One of the younger women, a girl really, chimed in, nodding. “The pretty one,” she said, “with the cruel eyes.”
Carl Pinto had meant to move these women with the others, Sid realized, the ones Aden had freed with his raid on the house Sid had discovered. But Pinto had been forced to change his plans. And now he sat here in this house with his few captives, probably afraid to move them for fear of getting caught, but not willing to lose the profit by freeing them either. Maybe he thought whoever won the challenge would let him return to his slave running. It was definitely profitable, if one didn’t mind where the profit came from.
Sid, on the other hand, was convinced that Aden would be the ultimate victor. And that meant Carl Pinto’s days were numbered.
Unfortunately, she couldn’t wait that long. She stood and continued stretching, running through various escape scenarios in her head as she did so. On the one hand, she felt confident that Aden would look for her. He wouldn’t believe that she’d left him. She hadn’t been thinking straight before. There had to have been some evidence of her capture. Earl Hamilton and his entire security team had been on duty only one floor below. She frowned, wondering what had happened to Hamilton and his men. Were they all dead? God, she hoped not.

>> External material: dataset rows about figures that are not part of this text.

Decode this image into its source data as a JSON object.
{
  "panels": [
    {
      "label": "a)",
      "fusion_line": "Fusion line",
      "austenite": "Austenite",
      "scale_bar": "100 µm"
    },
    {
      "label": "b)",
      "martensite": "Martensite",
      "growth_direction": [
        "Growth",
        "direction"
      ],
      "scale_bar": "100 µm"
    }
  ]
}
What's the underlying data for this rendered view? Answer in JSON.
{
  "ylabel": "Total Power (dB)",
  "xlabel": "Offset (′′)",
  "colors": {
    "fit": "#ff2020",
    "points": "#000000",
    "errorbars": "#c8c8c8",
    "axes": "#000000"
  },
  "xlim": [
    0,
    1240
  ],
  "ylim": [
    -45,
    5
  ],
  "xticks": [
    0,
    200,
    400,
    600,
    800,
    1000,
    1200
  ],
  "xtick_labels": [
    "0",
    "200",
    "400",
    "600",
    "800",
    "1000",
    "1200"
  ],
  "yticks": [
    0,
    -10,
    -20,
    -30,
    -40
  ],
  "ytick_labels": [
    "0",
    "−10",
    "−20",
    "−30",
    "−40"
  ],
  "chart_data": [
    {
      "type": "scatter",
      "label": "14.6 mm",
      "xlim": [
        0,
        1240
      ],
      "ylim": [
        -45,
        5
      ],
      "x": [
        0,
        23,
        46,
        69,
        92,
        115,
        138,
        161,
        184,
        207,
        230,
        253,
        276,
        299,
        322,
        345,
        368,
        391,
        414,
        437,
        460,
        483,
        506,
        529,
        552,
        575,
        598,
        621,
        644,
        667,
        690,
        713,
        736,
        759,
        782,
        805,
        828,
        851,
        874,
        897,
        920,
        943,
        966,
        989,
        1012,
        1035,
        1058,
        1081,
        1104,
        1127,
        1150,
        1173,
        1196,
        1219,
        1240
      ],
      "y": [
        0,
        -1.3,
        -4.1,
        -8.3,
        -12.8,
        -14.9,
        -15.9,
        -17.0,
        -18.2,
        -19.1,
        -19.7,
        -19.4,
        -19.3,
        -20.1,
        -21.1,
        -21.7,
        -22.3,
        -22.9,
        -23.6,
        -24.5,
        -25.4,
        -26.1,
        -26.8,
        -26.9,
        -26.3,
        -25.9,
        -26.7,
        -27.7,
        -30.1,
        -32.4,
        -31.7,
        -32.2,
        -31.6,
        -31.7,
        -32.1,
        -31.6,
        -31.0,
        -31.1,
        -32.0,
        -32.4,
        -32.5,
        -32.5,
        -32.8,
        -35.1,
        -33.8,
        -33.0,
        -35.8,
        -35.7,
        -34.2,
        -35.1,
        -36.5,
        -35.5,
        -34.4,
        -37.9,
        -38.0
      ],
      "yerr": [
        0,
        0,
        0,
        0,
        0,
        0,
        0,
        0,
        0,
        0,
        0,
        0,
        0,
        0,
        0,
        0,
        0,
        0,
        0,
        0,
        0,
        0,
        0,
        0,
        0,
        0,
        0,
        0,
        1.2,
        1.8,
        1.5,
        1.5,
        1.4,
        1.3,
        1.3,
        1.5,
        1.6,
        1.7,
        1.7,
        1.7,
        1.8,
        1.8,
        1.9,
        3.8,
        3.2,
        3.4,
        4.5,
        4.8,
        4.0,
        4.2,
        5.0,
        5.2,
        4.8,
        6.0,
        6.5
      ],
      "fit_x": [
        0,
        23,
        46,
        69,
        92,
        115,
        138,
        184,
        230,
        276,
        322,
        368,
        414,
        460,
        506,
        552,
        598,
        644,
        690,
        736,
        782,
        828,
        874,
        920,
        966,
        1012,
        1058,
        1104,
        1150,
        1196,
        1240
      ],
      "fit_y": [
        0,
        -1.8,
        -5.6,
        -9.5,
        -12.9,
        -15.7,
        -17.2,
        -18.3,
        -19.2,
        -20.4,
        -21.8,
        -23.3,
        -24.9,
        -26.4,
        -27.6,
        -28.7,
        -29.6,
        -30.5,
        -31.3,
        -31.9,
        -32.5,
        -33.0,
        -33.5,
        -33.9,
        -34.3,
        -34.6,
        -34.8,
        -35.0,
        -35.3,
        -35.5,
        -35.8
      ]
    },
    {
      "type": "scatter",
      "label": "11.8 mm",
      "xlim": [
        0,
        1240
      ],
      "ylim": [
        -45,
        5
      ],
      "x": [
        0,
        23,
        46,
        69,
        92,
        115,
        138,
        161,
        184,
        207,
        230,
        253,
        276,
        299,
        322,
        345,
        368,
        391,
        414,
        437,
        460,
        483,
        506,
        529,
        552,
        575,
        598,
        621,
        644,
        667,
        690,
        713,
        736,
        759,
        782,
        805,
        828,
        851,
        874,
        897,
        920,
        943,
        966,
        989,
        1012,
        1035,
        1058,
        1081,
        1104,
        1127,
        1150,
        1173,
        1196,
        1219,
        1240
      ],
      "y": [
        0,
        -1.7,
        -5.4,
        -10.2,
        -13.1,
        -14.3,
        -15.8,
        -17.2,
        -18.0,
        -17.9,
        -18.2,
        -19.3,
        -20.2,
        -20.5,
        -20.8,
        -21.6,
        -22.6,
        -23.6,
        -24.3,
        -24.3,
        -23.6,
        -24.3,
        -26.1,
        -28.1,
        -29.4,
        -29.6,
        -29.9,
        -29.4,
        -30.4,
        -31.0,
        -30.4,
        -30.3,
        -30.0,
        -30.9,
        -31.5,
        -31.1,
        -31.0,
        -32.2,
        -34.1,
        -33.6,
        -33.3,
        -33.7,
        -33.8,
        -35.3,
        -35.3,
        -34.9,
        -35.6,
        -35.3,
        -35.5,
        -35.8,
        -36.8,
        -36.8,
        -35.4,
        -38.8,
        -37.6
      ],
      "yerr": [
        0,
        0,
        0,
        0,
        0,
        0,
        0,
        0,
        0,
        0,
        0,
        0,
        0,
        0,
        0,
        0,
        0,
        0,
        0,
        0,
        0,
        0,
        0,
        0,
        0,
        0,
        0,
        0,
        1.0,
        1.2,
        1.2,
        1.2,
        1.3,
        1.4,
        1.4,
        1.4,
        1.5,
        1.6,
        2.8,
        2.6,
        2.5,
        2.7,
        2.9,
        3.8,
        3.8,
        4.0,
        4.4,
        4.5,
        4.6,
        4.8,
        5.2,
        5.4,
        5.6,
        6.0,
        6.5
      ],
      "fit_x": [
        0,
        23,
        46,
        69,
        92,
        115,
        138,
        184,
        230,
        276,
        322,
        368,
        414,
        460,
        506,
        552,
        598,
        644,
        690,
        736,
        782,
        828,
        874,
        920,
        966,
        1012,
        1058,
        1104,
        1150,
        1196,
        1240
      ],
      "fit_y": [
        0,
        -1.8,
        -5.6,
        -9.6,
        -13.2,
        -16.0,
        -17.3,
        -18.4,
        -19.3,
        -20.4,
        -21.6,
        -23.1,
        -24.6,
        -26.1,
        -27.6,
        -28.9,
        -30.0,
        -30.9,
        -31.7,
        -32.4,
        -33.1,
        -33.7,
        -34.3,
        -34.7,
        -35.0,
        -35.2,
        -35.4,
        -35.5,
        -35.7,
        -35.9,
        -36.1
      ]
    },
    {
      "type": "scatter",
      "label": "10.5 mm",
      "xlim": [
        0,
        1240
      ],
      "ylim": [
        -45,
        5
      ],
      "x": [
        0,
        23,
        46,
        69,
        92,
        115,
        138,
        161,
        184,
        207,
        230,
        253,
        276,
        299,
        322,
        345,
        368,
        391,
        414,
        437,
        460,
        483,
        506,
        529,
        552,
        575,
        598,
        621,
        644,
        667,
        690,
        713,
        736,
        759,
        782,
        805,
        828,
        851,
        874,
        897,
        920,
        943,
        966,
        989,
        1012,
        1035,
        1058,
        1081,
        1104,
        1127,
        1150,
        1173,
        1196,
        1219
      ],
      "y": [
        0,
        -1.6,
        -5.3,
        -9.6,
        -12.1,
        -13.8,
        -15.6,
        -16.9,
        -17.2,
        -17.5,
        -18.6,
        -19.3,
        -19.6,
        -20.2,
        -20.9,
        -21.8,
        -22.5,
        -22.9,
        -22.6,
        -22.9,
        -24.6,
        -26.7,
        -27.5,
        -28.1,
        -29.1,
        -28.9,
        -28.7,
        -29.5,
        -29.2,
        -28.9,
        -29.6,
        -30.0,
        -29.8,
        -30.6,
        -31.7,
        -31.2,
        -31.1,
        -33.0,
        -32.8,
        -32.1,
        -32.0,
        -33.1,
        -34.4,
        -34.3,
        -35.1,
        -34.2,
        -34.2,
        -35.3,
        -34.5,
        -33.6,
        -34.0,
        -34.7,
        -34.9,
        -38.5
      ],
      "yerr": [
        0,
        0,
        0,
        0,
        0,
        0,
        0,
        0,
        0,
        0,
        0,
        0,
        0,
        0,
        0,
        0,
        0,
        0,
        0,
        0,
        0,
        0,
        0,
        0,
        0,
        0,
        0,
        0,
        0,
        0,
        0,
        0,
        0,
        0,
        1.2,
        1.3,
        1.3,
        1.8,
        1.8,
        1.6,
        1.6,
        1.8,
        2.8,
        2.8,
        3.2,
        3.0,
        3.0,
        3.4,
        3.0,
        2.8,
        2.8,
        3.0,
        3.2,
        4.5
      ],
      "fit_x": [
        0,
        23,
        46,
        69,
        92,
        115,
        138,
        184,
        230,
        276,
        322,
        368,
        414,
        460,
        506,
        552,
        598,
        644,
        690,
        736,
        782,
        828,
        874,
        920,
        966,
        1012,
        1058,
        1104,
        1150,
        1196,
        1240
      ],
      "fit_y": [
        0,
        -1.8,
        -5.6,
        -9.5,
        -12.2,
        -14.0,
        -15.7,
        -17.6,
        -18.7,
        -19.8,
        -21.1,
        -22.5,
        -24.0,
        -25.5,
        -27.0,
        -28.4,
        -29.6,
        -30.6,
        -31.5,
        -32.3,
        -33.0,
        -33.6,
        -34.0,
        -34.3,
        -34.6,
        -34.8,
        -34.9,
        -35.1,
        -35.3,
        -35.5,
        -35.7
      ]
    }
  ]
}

She shook away the thought. There was nothing she could do about it, and she didn’t need the negative energy draining her resolve. She needed to focus on one thing and one thing only, and that was getting the fuck out of here. So, points in her favor . . . first, Aden would be looking for her, and second, she still had her gun. She’d learned from Dresner, that traitorous bitch, that you didn’t need an actual stake to kill a vamp. That was the traditional method, but the key was not the stake itself, but the damage it caused. Do enough damage to a vamp’s heart, no matter how you did it, and you could kill him. If she could somehow get close enough to Carl Pinto to shoot the gun point blank at his heart, that should do the trick.
Or rather, the trick would be getting the gun close enough and then pulling the trigger. She’d never killed anyone before, never even shot a gun at anything living, much less a person. But Pinto had not only killed Janey, he’d enslaved uncounted numbers of women, sending them to a horrible fate and sometimes death. Could she kill him, if it came down to it? She thought she could.
But what she knew was that she couldn’t sit around and wait for Aden to show up. This wasn’t a fairy tale, and she was no princess. She couldn’t count on her hero riding in on a white horse, or in this case rolling up in a black SUV. Even if he showed up, he might be too late.
The heavy tread of booted feet pounded down the hallway and stopped outside the bedroom door. Some of the women cried out, hugging each other and eyeing the door as if expecting a monster to enter, which wasn’t far from the truth. Sid didn’t join the terrified huddle—she wasn’t sure they’d have accepted her if she tried—but she played it safe, dropping into the corner and tucking her knees up against her chest, not wanting to take the slightest chance that her gun would be discovered.
There was a scrape of metal, and then what sounded like a heavy padlock falling against the doorjamb, before the door swung open. Sid had expected it to be the guards bringing food and water, but instead it was Pinto himself who stood there, his eyes gleaming red fire as he stared at her in the dim light.